While irregularity of shape and, in some cases, form characterize many of his paintings, others, some as early as 1991 and others as recent as today, are rectangular and linear with neither curves nor diagonals nor spatial illusion to speak of.
In addition to his paintings, Mr. Parazette has created a number of murals that engage on a large scale with issues of flatness, perspective, and illusion. One, “Blue Norther,” is 31 feet tall and 23 feet wide. Made in an office lobby in downtown Dallas in 2015, it consists primarily of shades of blue that ascend the wall in a geometric zigzag.
“It refers to the weather phenomena when a cold front comes south and meets a warm front and creates a sort of pyrotechnic effect and causes thunderheads,” Mr. Parazette told The Dallas Morning News. “My thought was that I would be bringing something of that weather phenomena into the space and synthesizing it with geometric abstraction.”
Another mural, “Flyaway,” from 2012, wrapped around two walls at Art League Houston, covering almost 400 square feet of space with flat geometric shapes and lines that converged in two focal points for a riff on perspective.
Of that mural, the critic Robert Boyd wrote, “You are enveloped by the painting just as you are enveloped by the gallery itself. ‘Flyaway’ loses the autonomy of an individual easel painting, but gains a dialogue with the architecture.”
Looking across the body of his work, many of the paintings look different from one another without departing from the underlying set of issues that engage him.

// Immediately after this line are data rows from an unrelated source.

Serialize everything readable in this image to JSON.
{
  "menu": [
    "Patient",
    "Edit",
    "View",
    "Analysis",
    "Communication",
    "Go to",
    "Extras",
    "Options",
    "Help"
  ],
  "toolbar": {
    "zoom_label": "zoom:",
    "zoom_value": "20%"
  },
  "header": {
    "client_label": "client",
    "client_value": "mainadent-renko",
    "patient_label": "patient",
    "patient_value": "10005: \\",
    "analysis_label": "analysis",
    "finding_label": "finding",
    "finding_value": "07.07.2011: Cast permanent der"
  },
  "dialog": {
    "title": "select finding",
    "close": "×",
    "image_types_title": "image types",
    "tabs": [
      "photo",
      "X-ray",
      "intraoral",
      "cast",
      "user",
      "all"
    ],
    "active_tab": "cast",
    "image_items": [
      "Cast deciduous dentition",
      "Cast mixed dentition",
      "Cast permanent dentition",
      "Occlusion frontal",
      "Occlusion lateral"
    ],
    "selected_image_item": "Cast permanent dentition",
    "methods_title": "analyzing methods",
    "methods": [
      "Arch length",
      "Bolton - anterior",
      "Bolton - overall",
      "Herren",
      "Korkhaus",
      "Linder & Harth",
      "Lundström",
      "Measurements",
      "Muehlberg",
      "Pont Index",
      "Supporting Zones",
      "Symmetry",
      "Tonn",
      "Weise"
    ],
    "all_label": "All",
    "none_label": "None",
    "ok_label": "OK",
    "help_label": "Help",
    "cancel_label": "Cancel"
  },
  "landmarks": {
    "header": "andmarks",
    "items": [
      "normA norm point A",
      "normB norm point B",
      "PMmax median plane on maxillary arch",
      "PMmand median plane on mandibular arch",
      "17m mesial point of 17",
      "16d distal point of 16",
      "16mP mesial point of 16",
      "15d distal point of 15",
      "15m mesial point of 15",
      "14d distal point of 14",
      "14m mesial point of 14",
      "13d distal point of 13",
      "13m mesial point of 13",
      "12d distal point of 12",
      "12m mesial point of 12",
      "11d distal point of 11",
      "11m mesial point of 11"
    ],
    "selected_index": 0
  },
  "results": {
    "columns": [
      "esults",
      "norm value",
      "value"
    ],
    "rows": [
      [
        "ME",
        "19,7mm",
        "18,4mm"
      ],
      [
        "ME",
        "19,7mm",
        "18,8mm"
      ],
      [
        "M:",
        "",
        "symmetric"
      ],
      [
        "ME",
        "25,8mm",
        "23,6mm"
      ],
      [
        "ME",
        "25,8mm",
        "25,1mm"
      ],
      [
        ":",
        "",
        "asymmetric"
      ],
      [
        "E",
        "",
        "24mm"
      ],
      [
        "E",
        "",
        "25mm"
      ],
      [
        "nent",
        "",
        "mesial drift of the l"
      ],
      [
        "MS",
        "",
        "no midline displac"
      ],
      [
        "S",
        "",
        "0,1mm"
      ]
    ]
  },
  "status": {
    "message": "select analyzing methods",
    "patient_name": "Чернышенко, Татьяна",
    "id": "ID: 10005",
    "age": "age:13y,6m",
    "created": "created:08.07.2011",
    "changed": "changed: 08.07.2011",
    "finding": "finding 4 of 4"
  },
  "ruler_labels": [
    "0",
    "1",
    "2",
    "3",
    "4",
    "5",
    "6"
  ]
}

While acknowledging those issues, Mr. Parazette emphasized that there is also a desire to “shift things and jump.”
He referred to a New Yorker profile on David Eagleman, a neuroscientist, who “talked about having a rotisserie of ideas because he realized that a focus on one idea and a continued focus on that leads to a stagnation. So you work on an idea for a period, and then you surprise yourself by working on something new. It doesn’t mean I won’t go back to that,” he said, citing his jumbled word paintings and shaped paintings as recurring series.
While the residency has been productive, he stressed that he considers teaching a pleasure rather than a burden. He just felt ready for a time out from his life of the last 25 years in Houston.
Mr. Parazette met his future wife, Sharon Engelstein, an artist, when both were juniors at the University of South Florida. They began graduate school together at Claremont in 1988, married a year later, and moved to Houston in the fall of 1990 to join the Core program together.
“We recently built our dream studio behind the house,” he said. “Sharon has the first floor with a full ceramic studio as well as office space. And I have a big painting studio on the second floor.”
So when the residency in East Hampton is over, he will have his own dream studio to go back to. As well as Ms. Engelstein and their daughter, Joy.